DuckDuckGo Vs Google: Did Google Try To Hide The Reality Of How Much Of Our Data Is Collected?
DuckDuckGo Vs Google: Did Google Try To Hide The Reality Of How Much Of Our Data Is Collected?
Google didn’t release updates for popular apps for Apple iPhone, including Gmail and Chrome, for weeks after the Apple App Store privacy labels became mandatory.

After weeks of the saga unfolding as Google did not roll out any updates for its popular iPhone apps and therefore did not publish the new App Privacy labels on the App Store, Google finally began to toll out updates for Gmail, Google Search and Chrome for iPhone users over the past few weeks. And along with those, the app privacy labels that reveal data that these services collect from users. Privacy focused rival search engine DuckDuckGo has fired the first shots at Google, saying Google Search and Chrome web browser apps in particular are collecting a lot of user data, as revealed by the privacy labels, and that it is no wonder Google wanted to hide it. And they may have a point.

“After months of stalling, Google finally revealed how much personal data they collect in Chrome and the Google app. No wonder they wanted to hide it. Spying on users has nothing to do with building a great web browser or search engine. We would know (our app is both in one),” says DuckDuckGo in a series of tweets. That may very well be based on the information that has been declared by Google, as part of the privacy labels that are a mandatory add-on for the updated apps and their listings on the Apple App Store—Android users, you mustn’t sit in the corner and grin, because this isn’t an Apple iPhone unique issue and you can very well expect a similar data collection happening on your phones too. The Google Chrome web browser app, for instance, collects location data, browsing history, User ID and device ID identifiers, crash data, performance data, user content (this lists audio data and customer support), product interaction usage data, payment info and a vaguely packaged “other data types” that is listed for analytics as well as app functionality.

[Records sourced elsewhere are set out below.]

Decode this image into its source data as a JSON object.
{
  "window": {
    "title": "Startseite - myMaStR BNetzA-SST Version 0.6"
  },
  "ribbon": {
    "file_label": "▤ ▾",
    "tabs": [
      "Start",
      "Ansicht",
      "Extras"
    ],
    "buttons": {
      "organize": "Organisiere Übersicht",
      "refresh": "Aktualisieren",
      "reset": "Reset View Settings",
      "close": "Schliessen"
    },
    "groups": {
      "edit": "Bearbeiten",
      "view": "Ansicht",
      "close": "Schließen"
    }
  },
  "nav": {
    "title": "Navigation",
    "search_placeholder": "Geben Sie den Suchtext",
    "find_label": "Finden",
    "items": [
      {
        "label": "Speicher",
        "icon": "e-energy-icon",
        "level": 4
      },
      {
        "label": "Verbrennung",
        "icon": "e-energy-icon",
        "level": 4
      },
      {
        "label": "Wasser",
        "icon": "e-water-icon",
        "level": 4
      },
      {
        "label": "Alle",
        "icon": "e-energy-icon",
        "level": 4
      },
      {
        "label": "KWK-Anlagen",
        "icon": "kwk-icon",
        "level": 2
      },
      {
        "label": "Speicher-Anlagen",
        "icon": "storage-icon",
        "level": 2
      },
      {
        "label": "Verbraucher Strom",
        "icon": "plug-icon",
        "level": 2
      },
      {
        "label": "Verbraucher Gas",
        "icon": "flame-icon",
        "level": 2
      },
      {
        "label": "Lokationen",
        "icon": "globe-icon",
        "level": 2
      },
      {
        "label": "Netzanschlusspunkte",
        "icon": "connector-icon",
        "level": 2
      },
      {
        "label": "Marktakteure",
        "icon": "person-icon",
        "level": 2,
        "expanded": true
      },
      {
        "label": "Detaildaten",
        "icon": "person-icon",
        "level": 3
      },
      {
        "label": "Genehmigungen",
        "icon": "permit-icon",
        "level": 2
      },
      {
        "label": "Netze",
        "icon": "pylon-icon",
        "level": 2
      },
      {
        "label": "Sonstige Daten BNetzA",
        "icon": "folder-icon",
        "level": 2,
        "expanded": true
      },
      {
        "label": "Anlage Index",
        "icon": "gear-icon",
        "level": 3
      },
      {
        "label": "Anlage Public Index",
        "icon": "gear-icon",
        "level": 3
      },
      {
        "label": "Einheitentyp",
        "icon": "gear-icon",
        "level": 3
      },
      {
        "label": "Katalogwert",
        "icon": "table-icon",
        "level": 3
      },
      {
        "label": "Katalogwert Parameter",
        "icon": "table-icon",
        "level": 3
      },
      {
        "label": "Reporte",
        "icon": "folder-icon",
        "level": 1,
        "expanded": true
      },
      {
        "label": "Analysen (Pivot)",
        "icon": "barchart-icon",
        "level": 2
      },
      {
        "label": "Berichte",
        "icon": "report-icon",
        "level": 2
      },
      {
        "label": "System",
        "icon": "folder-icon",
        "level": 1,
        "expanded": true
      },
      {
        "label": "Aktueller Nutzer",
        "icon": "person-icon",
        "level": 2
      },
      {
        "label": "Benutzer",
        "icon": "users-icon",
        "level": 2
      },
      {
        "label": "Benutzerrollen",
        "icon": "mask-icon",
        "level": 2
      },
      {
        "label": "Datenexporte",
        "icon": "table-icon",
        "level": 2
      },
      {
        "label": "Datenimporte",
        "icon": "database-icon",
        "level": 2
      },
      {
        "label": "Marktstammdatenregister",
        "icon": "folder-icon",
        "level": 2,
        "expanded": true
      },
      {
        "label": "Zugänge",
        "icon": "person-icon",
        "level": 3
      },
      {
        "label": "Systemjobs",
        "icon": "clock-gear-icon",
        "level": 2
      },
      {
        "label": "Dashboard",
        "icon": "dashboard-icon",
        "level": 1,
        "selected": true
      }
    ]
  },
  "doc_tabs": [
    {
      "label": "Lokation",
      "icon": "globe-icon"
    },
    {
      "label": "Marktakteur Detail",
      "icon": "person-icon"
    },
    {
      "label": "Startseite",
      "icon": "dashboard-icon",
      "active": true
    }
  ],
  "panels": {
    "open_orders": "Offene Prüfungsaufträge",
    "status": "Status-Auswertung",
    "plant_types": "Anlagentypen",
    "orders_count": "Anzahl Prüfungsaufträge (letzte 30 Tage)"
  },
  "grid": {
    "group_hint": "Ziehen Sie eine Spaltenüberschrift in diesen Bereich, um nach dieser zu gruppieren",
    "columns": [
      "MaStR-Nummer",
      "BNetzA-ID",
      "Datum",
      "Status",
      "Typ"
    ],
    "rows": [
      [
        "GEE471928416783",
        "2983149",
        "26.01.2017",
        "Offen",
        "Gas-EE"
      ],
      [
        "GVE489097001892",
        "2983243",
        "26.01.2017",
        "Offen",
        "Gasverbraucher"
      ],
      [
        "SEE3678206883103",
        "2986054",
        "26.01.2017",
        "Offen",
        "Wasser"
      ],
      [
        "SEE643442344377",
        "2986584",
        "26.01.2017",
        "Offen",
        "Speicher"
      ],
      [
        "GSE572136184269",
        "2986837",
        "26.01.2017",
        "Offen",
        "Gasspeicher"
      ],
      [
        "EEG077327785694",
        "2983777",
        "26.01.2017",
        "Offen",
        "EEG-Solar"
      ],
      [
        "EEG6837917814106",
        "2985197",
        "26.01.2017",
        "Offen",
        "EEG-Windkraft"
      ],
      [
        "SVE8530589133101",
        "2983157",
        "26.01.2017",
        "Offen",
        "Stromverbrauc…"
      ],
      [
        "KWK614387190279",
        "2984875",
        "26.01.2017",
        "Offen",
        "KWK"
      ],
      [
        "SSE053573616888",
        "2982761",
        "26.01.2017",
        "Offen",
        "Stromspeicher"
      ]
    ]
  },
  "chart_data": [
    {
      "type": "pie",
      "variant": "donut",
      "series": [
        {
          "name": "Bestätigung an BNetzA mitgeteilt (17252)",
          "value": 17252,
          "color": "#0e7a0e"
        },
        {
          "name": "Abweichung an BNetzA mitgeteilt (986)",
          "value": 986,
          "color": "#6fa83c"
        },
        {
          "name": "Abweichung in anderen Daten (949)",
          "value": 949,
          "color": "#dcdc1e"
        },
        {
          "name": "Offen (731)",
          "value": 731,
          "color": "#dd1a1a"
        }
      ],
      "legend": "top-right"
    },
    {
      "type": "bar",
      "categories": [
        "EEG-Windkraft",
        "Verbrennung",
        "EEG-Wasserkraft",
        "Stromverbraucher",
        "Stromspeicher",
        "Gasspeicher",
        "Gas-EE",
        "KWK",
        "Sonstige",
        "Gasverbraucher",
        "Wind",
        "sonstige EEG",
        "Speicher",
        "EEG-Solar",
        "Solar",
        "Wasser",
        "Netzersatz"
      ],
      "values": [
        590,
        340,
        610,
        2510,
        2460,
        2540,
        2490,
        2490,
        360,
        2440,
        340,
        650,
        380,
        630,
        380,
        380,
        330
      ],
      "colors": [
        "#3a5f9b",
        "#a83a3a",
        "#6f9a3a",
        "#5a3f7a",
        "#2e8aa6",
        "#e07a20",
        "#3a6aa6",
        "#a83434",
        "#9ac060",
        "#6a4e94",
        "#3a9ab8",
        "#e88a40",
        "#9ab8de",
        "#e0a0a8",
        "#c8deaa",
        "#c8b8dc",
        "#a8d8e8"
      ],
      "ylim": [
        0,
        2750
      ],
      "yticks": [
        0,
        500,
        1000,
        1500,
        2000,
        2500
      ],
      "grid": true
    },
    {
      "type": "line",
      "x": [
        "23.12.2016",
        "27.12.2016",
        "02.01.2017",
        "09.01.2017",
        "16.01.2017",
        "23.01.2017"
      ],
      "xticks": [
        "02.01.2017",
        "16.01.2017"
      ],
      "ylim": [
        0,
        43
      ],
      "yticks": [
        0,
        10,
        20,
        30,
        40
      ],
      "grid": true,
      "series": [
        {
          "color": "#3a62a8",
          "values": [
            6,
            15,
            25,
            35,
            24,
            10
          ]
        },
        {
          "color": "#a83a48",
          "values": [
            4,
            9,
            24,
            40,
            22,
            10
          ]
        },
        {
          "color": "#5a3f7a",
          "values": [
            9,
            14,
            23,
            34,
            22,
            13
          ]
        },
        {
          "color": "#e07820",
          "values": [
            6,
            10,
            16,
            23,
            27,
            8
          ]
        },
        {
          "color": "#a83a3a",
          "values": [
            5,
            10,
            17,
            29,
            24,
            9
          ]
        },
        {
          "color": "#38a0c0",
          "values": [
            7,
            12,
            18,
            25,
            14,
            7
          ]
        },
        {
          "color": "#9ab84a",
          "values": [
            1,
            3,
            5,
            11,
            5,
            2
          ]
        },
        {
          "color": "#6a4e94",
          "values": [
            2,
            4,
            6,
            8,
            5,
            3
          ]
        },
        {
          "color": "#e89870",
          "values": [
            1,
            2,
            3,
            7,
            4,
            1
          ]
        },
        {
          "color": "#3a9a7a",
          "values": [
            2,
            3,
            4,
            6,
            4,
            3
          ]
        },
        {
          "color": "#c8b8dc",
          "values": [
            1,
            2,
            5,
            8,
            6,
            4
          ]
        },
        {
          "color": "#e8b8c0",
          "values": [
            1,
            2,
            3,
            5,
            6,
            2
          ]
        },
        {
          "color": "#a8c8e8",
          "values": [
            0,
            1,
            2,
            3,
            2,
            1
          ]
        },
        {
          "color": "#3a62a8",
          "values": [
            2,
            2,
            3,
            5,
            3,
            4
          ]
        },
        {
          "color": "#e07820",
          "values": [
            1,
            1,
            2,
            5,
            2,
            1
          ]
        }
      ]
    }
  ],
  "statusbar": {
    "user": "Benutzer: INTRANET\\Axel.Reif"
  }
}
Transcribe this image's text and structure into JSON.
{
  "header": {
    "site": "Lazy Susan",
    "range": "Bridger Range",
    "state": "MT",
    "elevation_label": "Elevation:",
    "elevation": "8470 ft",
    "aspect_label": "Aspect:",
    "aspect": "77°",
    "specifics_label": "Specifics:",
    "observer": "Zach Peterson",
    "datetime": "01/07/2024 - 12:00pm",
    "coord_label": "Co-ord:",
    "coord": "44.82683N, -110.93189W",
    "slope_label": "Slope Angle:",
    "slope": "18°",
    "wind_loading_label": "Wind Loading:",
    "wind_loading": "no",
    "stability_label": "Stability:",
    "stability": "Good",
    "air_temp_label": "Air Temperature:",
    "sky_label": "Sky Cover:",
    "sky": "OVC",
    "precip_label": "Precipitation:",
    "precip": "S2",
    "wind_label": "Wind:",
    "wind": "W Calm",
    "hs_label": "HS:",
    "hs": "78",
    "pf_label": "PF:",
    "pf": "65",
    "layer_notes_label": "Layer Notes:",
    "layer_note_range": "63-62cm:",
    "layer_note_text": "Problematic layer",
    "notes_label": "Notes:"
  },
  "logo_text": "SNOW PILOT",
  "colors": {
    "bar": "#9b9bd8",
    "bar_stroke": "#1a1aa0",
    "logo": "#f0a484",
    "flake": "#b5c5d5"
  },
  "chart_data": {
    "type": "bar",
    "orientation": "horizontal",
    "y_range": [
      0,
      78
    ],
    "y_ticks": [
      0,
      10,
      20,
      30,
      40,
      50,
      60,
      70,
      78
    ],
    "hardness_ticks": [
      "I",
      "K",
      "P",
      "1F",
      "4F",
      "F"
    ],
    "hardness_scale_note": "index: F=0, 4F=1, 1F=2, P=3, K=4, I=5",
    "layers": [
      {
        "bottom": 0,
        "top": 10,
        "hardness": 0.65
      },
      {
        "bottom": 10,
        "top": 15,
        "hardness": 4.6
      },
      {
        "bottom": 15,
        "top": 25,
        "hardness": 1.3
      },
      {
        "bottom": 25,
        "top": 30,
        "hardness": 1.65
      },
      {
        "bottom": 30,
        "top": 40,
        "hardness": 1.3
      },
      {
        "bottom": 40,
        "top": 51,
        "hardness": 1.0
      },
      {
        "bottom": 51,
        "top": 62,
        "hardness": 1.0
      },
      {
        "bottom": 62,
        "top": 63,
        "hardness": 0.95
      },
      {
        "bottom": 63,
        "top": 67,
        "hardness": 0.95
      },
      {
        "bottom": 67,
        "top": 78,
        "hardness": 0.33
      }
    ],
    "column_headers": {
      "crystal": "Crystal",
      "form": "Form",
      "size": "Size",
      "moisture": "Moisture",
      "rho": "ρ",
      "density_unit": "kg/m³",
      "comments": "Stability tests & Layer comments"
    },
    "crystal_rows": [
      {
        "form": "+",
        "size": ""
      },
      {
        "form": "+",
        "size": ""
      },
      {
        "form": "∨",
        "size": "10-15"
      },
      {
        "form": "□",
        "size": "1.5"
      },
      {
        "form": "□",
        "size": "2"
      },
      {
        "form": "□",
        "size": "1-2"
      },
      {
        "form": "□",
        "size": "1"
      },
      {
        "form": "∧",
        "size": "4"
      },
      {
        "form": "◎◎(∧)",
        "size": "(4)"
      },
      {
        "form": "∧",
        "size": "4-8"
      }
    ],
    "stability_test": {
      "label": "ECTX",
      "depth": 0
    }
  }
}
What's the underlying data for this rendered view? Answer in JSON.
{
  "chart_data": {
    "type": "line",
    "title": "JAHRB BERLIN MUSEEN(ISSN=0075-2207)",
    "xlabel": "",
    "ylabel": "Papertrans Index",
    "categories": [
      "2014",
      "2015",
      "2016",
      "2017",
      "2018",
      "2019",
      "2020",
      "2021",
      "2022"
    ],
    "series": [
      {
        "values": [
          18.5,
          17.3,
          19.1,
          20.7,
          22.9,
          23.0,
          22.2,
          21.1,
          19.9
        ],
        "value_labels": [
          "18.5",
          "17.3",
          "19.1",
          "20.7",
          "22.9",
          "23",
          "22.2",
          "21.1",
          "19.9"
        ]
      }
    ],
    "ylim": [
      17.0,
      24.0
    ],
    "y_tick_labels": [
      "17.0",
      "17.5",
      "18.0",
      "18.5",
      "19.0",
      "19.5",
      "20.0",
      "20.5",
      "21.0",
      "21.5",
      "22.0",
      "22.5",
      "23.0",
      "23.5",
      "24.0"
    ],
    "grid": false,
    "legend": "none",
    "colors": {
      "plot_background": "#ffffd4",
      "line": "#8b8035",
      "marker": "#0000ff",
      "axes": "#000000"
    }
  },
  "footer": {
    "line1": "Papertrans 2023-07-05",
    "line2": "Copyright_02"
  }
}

At the same time, the Google Search app collects location data with precise location, search history, browsing history, usage data that lists advertising data, contacts, physical address and email address, photos and videos as well as other user content, product interaction and advertising data, as well as payment info that you’ve stored under financial info for autofill, to name a few. The privacy labels for the DuckDuckGo app for the iPhone simply says, “DuckDuckGo does not collect or share any personal information”. It took a while for Google to actually update a bunch of the popular apps for the Apple iPhone, because from December last year, Apple made it mandatory for app developers to fill and display the privacy labels for each app even when an update is rolled out, to list what user data is collected by the app. Google finally released updates for apps such as Google Search, Gmail and Google Chrome as late as the second half of February, after much criticism. DuckDuckGo is not mincing any words when it says, “no wonder they wanted to hide it.”

DuckDuckGo is a privacy focused web browser and search engine, all rolled in one, and is also available for the Apple iPhone and iPad—this can also be set as the default search engine on these devices. The search engine has always claimed the focus on privacy, that they don’t collect any user data and neither is any data shared.